SimPHash/Src/PerfectHash.mqh
2026-06-29 07:41:51 -05:00

728 lines
22 KiB
MQL5

//+------------------------------------------------------------------+
//| PerfectHash.mqh |
//| Copyright 2026, Niquel Mendoza. |
//| https://www.mql5.com/ |
//+------------------------------------------------------------------+
#property copyright "Copyright 2026, Niquel Mendoza."

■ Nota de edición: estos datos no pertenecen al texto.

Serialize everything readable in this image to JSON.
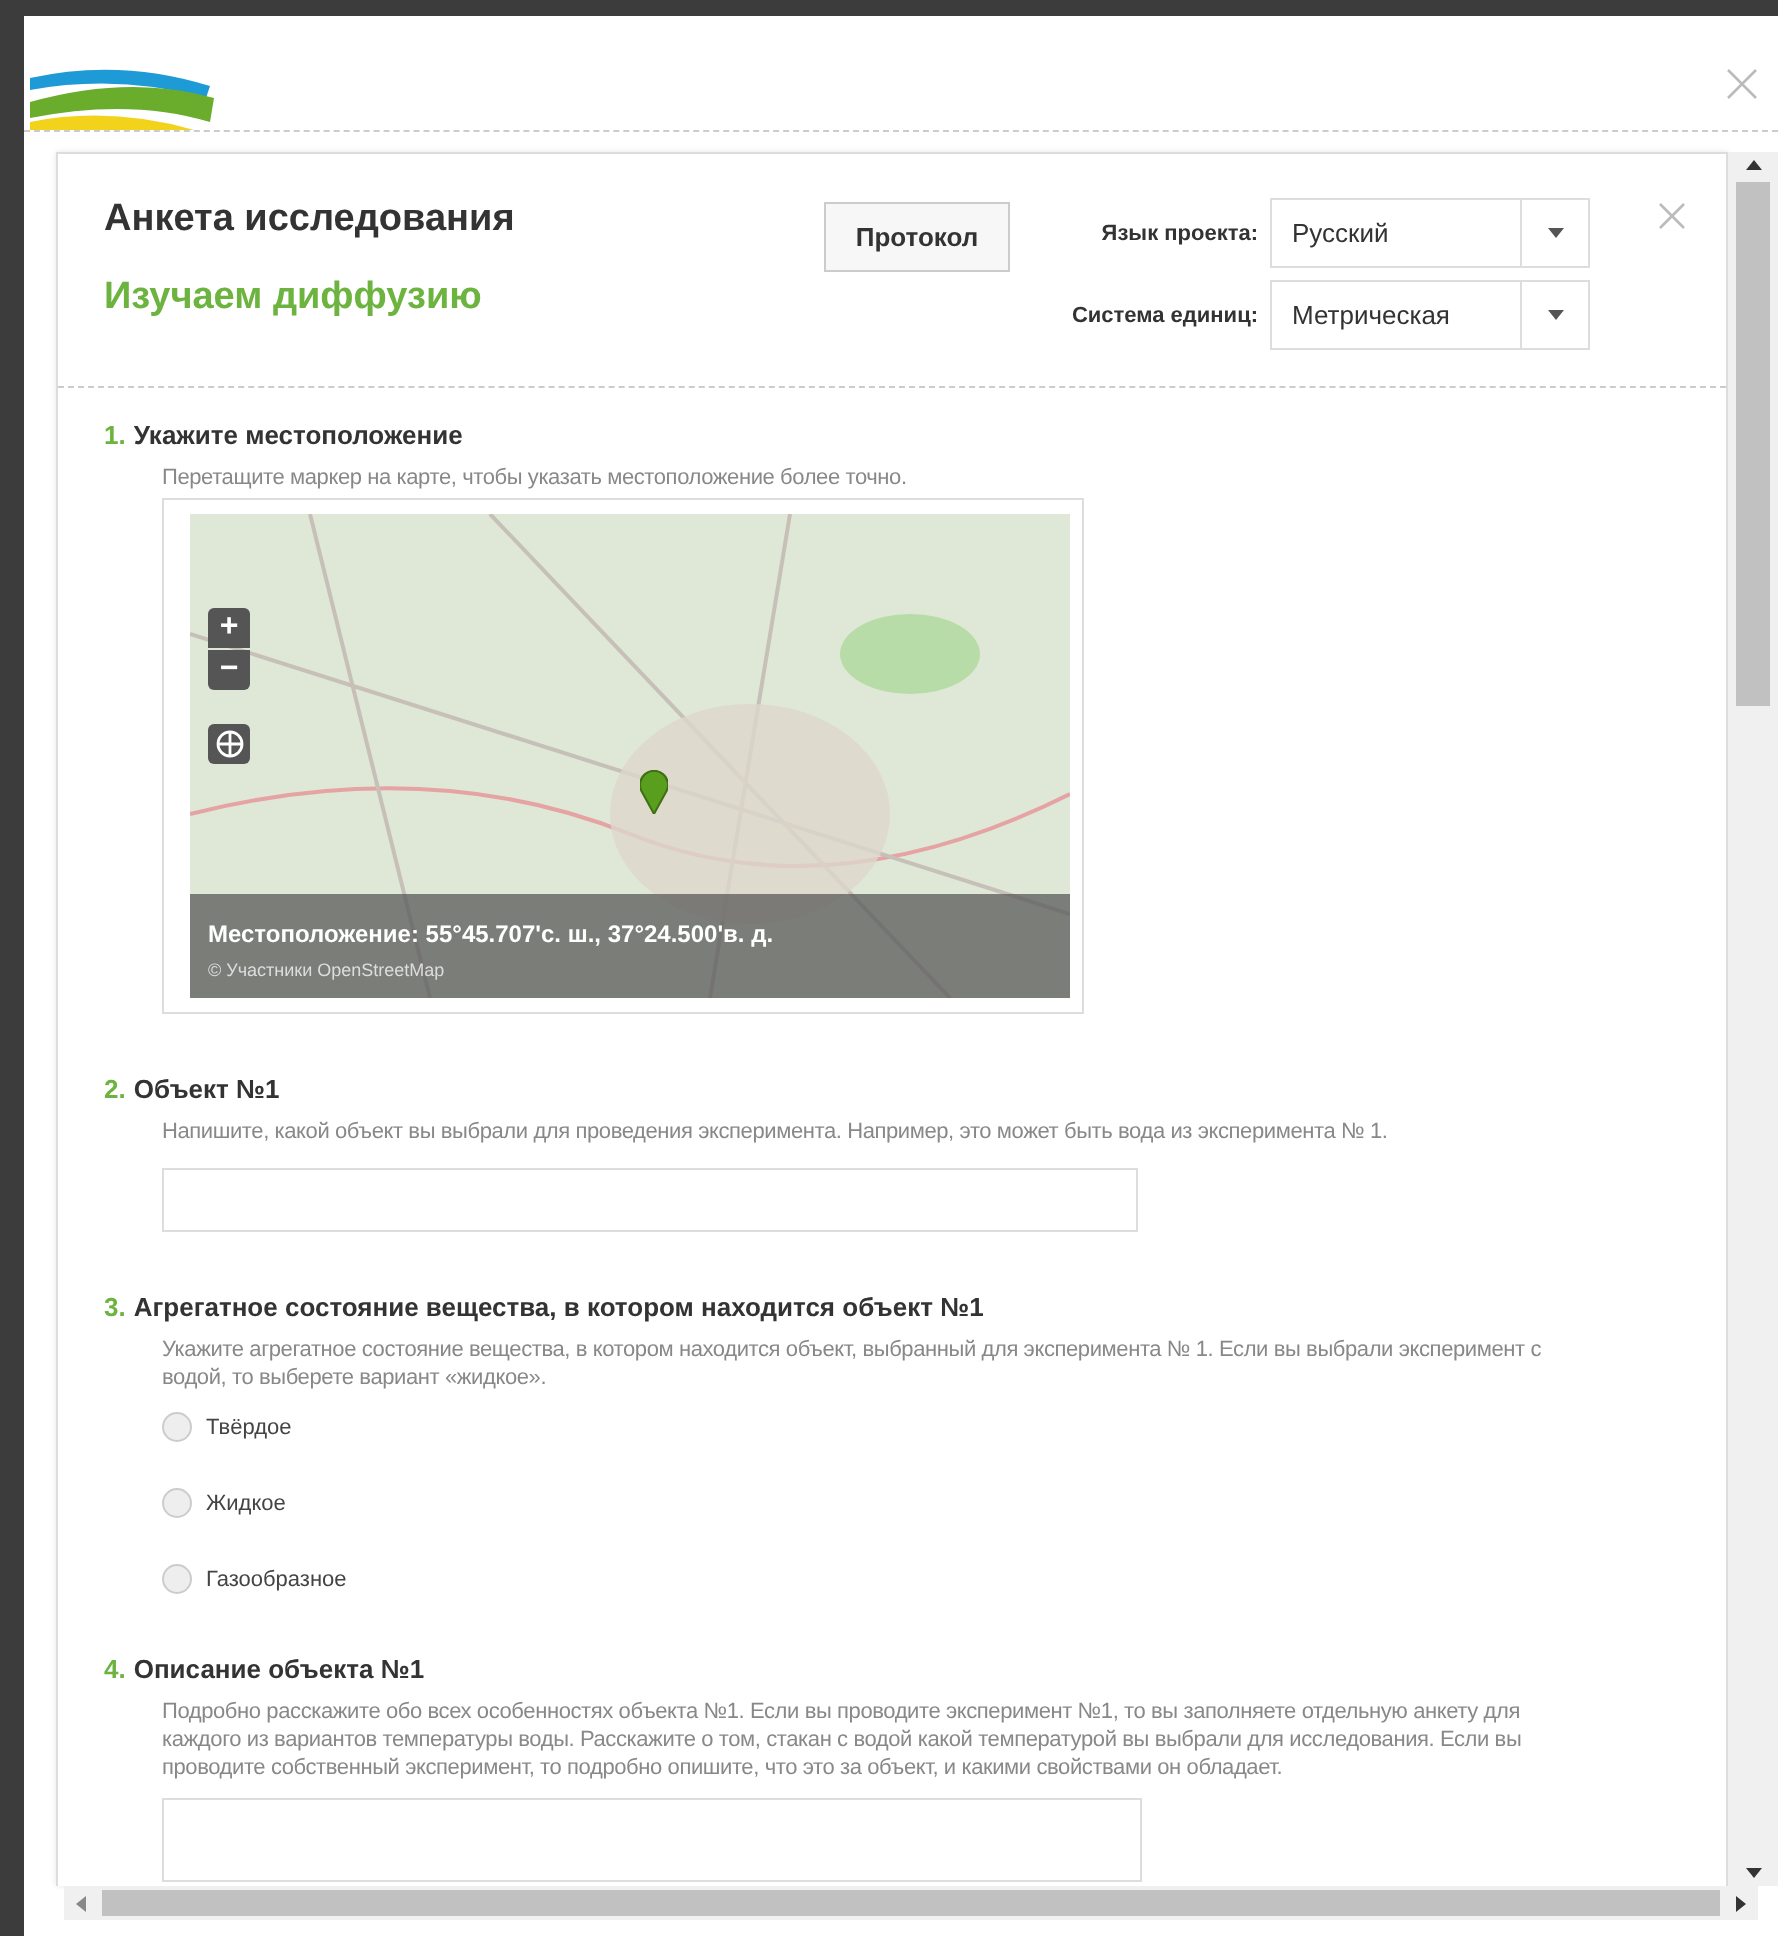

#property link "https://www.mql5.com/"
#property strict
#ifndef SIMPHASH_SRC_PERFECTHASH_MQH
#define SIMPHASH_SRC_PERFECTHASH_MQH
//+------------------------------------------------------------------+
//| |
//+------------------------------------------------------------------+
#include "Def.mqh"
#include "Random\\All.mqh"
#include "Hash\\All.mqh"
#include <TSN\\ExtraCodes\\WinApiExt.mqh>
//+------------------------------------------------------------------+
//| |
//+------------------------------------------------------------------+
namespace TSN
{
//+------------------------------------------------------------------+
//| |
//+------------------------------------------------------------------+
class CPerfectHashGenerator : public CLoggerBase
{
private:
//--- Parser config
CYamlParser m_yml;
CPerfectHashByLeo<ulong> m_perfect_hash;
//---
ulong m_i_max_attemps;
string m_i_nampespace;
string m_table_prefix;
IHashGenerator* m_hash; // str -> hash
IRandomGenerator* m_random; // random
IHashGeneratorWSeed* m_hash_pf_1;
string m_copyright;
string m_link;
string m_func_name;
string m_file_name_out;
string m_bucket_size_def_name;
string m_final_table_size_def_name;
string m_guard;
string m_invalid_value;
bool m_comment_func;
bool m_use_map_value;
//--- In
string m_keys[]; // Clave
int m_pos[]; // Index
ulong m_hashes[]; // Hashes
int m_table_size;
//---
ulong m_prev_hashes[];
//--- Out
ulong m_out_seeds[]; // Semillas
int m_out_slots[];
//---
bool BuildInternal();
bool Save();
bool SaveBin(CYmlNode& bin);
//--- Alg
bool TryBuildWithSeed(const ulong seed);
//--- Construccion
void CodeAddFuncBlock(string& data);
public:
CPerfectHashGenerator(void);
~CPerfectHashGenerator(void);
//---
bool Init(const string& file_name_yaml);
//---
bool RunAlg();
};
//+------------------------------------------------------------------+
//| |
//+------------------------------------------------------------------+
CPerfectHashGenerator::CPerfectHashGenerator()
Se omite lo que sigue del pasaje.